R/nns_ratio.R
In conText: 'a la Carte' on Text (ConText) Embedding Regression

Documented in nns_ratio

#' Computes the ratio of cosine similarities for two embeddings over
#' the union of their respective top N nearest neighbors.
#'
#' Computes the ratio of cosine similarities between group embeddings and features
#' --that is, for any given feature it first computes the similarity between that feature
#' and each group embedding, and then takes the ratio of these two similarities.
#' This ratio captures how "discriminant" a feature is of a given group.
#' Values larger (smaller) than 1 mean the feature is more (less)
#' discriminant of the group in the numerator (denominator).
#'
#' @param x a (quanteda) `dem-class` or `fem-class` object.
#' @param N (numeric) number of nearest neighbors to return. Nearest neighbors
#' consist of the union of the top N nearest neighbors of the embeddings in `x`.
#' If these overlap, then resulting N will be smaller than 2*N.
#' @param numerator (character) defines which group is the nuemerator in the ratio
#' @param candidates (character) vector of features to consider as candidates to be nearest neighbor
#' You may for example want to only consider features that meet a certian count threshold
#' or exclude stop words etc. To do so you can simply identify the set of features you
#' want to consider and supply these as a character vector in the `candidates` argument.
#' @param pre_trained (numeric) a F x D matrix corresponding to pretrained embeddings.
#' F = number of features and D = embedding dimensions.
#' rownames(pre_trained) = set of features for which there is a pre-trained embedding.
#' @param stem (logical) - whether to stem candidates when evaluating nns.

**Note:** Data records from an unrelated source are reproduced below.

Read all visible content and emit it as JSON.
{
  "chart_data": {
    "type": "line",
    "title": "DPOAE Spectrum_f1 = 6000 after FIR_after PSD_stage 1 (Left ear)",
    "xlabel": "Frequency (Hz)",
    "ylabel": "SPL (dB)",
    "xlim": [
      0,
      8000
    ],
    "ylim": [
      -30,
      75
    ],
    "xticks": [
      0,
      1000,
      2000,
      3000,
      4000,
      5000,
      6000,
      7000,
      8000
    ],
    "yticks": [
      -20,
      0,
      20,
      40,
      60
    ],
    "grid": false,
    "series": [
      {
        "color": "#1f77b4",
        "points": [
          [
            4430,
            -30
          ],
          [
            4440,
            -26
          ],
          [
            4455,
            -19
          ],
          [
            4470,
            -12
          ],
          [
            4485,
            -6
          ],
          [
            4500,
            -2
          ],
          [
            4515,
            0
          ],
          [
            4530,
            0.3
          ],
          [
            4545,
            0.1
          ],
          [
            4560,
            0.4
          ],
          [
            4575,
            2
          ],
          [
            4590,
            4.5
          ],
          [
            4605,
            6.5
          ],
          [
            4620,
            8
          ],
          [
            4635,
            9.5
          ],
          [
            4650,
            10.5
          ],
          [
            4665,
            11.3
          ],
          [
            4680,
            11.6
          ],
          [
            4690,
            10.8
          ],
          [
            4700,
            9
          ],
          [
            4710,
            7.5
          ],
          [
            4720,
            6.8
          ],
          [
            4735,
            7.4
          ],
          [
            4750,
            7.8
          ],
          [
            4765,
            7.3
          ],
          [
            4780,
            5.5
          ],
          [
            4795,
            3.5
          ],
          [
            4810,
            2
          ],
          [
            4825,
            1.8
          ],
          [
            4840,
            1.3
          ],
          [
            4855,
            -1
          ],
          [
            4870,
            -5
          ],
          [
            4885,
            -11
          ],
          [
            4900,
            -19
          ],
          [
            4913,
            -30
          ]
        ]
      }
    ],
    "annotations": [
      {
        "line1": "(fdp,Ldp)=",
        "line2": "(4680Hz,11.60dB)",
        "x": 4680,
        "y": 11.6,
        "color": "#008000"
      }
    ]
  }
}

Default is FALSE.
#' If TRUE, candidate stems are ranked by their average cosine similarity to the target.
#' We recommend you remove misspelled words from candidate set `candidates` as these can
#' significantly influence the average.
#' @inheritParams SnowballC::wordStem
#' @param verbose report which group is the numerator and which group is the denominator.
#' @param show_language (logical) if TRUE print out message with language used for stemming.
#'
#' @return a `data.frame` with following columns:
#' \describe{
#'  \item{`feature`}{(character) features in `candidates`
#'  (or all features if `candidates` not defined), one instance for each embedding in `x`.}
#'  \item{`value`}{(numeric) ratio of cosine similarities.}
#'  }
#'
#' @export
#' @rdname nns_ratio
#' @keywords nns_ratio
#' @examples
#'
#' library(quanteda)
#'
#' # tokenize corpus
#' toks <- tokens(cr_sample_corpus)
#'
#' # build a tokenized corpus of contexts sorrounding a target term
#' immig_toks <- tokens_context(x = toks, pattern = "immigr*", window = 6L)
#'
#' # build document-feature matrix
#' immig_dfm <- dfm(immig_toks)
#'
#' # construct document-embedding-matrix
#' immig_dem <- dem(immig_dfm, pre_trained = cr_glove_subset,
#' transform = TRUE, transform_matrix = cr_transform, verbose = FALSE)
#'
#' # to get group-specific embeddings, average within party
#' immig_wv_party <- dem_group(immig_dem, groups = immig_dem@docvars$party)
#'
#' # compute the cosine similarity between each party's
#' # embedding and a specific set of features
#' nns_ratio(x = immig_wv_party, N = 10, numerator = "R",
#' candidates = immig_wv_party@features,
#' pre_trained = cr_glove_subset, verbose = FALSE)
#'
#' # with stemming
#' nns_ratio(x = immig_wv_party, N = 10, numerator = "R",
#' candidates = immig_wv_party@features,
#' pre_trained = cr_glove_subset, stem = TRUE, verbose = FALSE)
nns_ratio <- function(x, N = 10, numerator = NULL, candidates = character(0), pre_trained, stem = FALSE, language = 'porter', verbose = TRUE, show_language = TRUE){

  # check
  if(nrow(x)!=2) stop('nns_ratio can only be applied to a pair of embeddings i.e. nrow(x) must equal 2')

  # re-arrange if numerator is defined
  if(!is.null(numerator) && rownames(x)[1]!=numerator) x <- x[c(rownames(x)[2],rownames(x)[1]),]

  # subset candidates to features present in pre-trained embeddings provided
  if(length(candidates) > 0) candidates <- intersect(candidates, rownames(pre_trained))

  # get nns
  nnsdf1 <- nns(x = x[1,], N = Inf, candidates = candidates, pre_trained = pre_trained, stem = stem, language = language, as_list = FALSE, show_language = show_language)
  nnsdf2 <- nns(x = x[2,], N = Inf, candidates = candidates, pre_trained = pre_trained, stem = stem, language = language, as_list = FALSE, show_language = FALSE)

  # get union of top N nns (if N is NULL, use all features)
  if(is.null(N)){union_nns <- union(nnsdf1$feature, nnsdf2$feature)}else{union_nns <- union(nnsdf1$feature[1:N], nnsdf2$feature[1:N])}

  # compute ratio for union_nns
  nnsdf1 <- nnsdf1 %>% dplyr::filter(feature %in% union_nns) %>% dplyr::arrange(feature)
  nnsdf2 <- nnsdf2 %>% dplyr::filter(feature %in% union_nns) %>% dplyr::arrange(feature)
  result <- data.frame(feature = nnsdf1$feature, value = nnsdf1$value/nnsdf2$value) %>% dplyr::arrange(-value)

  # add an attribute specifying which group is the numerator and communicated this to user
  attr(result, "numerator") <- rownames(x)[1]
  if(verbose) cat("NOTE: values refer to the ratio", paste0(rownames(x)[1], "/", rownames(x)[2], "."))

  return(result)
}